Un funud fach cyn elo'r haul o'r wybren
Un funud fwyn cyn delo'r hwyr i'w hynt,
I gofio am y pethau anghofiedig
Ar goll yn awr yn llwch yr amser gynt.
Beautiful words indeed, but what do they mean? We don't know, for he has written in a strange and ancient tongue. One man does know however, and he's with me now. From the flat above Daisy's chip shop it's Llanfihangel-y-Creuddun's very own and onely Prysor Davies.
REJ:- Good afternoon and welcome Prysor Davies and many thanks for coming. Did you have a pleasant journey?
PD:- Troed mas o'r drws yw hanner daith.
REJ:- Indeed. And a watched clock never boils twice a day. Now Waldo Williams, perhaps the greatest of the romantic poets never to take opium, wouldn't you agree?
PD:- Saesneg! Iaith y Diawl! Iesu Mawr!
REJ:- The devil speaks many languages Prysor, a bit harsh of you to single out English. Now Waldo was popular with the ladies of Preseli, if I can put it delicately....
PD:- Fe fydd y Tywysog Glyndwr yn dod nol i lladd pob Sais yng Nghymru. Siwr o fod.
REJ:- Well there might be some difficulties with that approach. I have friends on the Abercreuddun council and in my honest opinion they would take quite a dim view of zombie princes killing our english friends. Even in Machynlleth. Back to Waldo Williams.
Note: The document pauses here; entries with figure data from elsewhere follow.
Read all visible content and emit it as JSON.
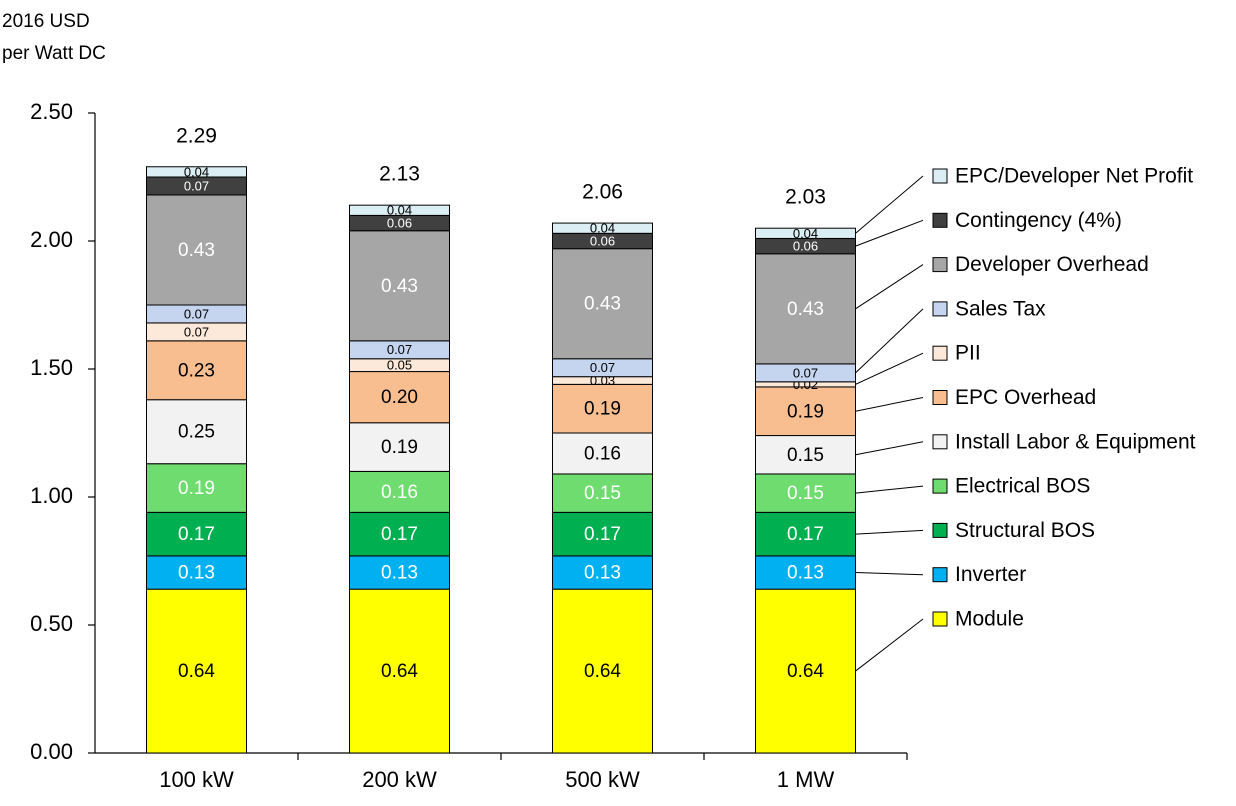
{
  "chart_data": {
    "type": "stacked_bar",
    "ylabel": [
      "2016 USD",
      "per Watt DC"
    ],
    "categories": [
      "100 kW",
      "200 kW",
      "500 kW",
      "1 MW"
    ],
    "ylim": [
      0,
      2.5
    ],
    "yticks": [
      {
        "value": 0,
        "label": "0.00"
      },
      {
        "value": 0.5,
        "label": "0.50"
      },
      {
        "value": 1,
        "label": "1.00"
      },
      {
        "value": 1.5,
        "label": "1.50"
      },
      {
        "value": 2,
        "label": "2.00"
      },
      {
        "value": 2.5,
        "label": "2.50"
      }
    ],
    "totals": [
      2.29,
      2.13,
      2.06,
      2.03
    ],
    "series": [
      {
        "name": "Module",
        "color": "#ffff00",
        "values": [
          0.64,
          0.64,
          0.64,
          0.64
        ],
        "value_labels": [
          "0.64",
          "0.64",
          "0.64",
          "0.64"
        ]
      },
      {
        "name": "Inverter",
        "color": "#00b0f0",
        "values": [
          0.13,
          0.13,
          0.13,
          0.13
        ],
        "value_labels": [
          "0.13",
          "0.13",
          "0.13",
          "0.13"
        ]
      },
      {
        "name": "Structural BOS",
        "color": "#00b050",
        "values": [
          0.17,
          0.17,
          0.17,
          0.17
        ],
        "value_labels": [
          "0.17",
          "0.17",
          "0.17",
          "0.17"
        ]
      },
      {
        "name": "Electrical BOS",
        "color": "#6fdc6f",
        "values": [
          0.19,
          0.16,
          0.15,
          0.15
        ],
        "value_labels": [
          "0.19",
          "0.16",
          "0.15",
          "0.15"
        ]
      },
      {
        "name": "Install Labor & Equipment",
        "color": "#f2f2f2",
        "values": [
          0.25,
          0.19,
          0.16,
          0.15
        ],
        "value_labels": [
          "0.25",
          "0.19",
          "0.16",
          "0.15"
        ]
      },
      {
        "name": "EPC Overhead",
        "color": "#f9be8f",
        "values": [
          0.23,
          0.2,
          0.19,
          0.19
        ],
        "value_labels": [
          "0.23",
          "0.20",
          "0.19",
          "0.19"
        ]
      },
      {
        "name": "PII",
        "color": "#fde9d9",
        "values": [
          0.07,
          0.05,
          0.03,
          0.02
        ],
        "value_labels": [
          "0.07",
          "0.05",
          "0.03",
          "0.02"
        ]
      },
      {
        "name": "Sales Tax",
        "color": "#c5d5f0",
        "values": [
          0.07,
          0.07,
          0.07,
          0.07
        ],
        "value_labels": [
          "0.07",
          "0.07",
          "0.07",
          "0.07"
        ]
      },
      {
        "name": "Developer Overhead",
        "color": "#a6a6a6",
        "values": [
          0.43,
          0.43,
          0.43,
          0.43
        ],
        "value_labels": [
          "0.43",
          "0.43",
          "0.43",
          "0.43"
        ]
      },
      {
        "name": "Contingency (4%)",
        "color": "#404040",
        "values": [
          0.07,
          0.06,
          0.06,
          0.06
        ],
        "value_labels": [
          "0.07",
          "0.06",
          "0.06",
          "0.06"
        ]
      },
      {
        "name": "EPC/Developer Net Profit",
        "color": "#dbeef4",
        "values": [
          0.04,
          0.04,
          0.04,
          0.04
        ],
        "value_labels": [
          "0.04",
          "0.04",
          "0.04",
          "0.04"
        ]
      }
    ]
  }
}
It is often said of his poem 'Y Tangnefeddwyr' that he was seeking to express a yearning for the reestablishment of paradise lost through his Christ-like archetypes reminiscent of Twm and Marged in 'Yr hen allt'. What is your opinion on this perhaps contraversial claim?
PD:- Ffwrch y Diawl yffern!!! Rwy'n mynd adref!!! Nos da!!!
REJ:- Well...I....er....yes...goodnight to you too Mr Davies.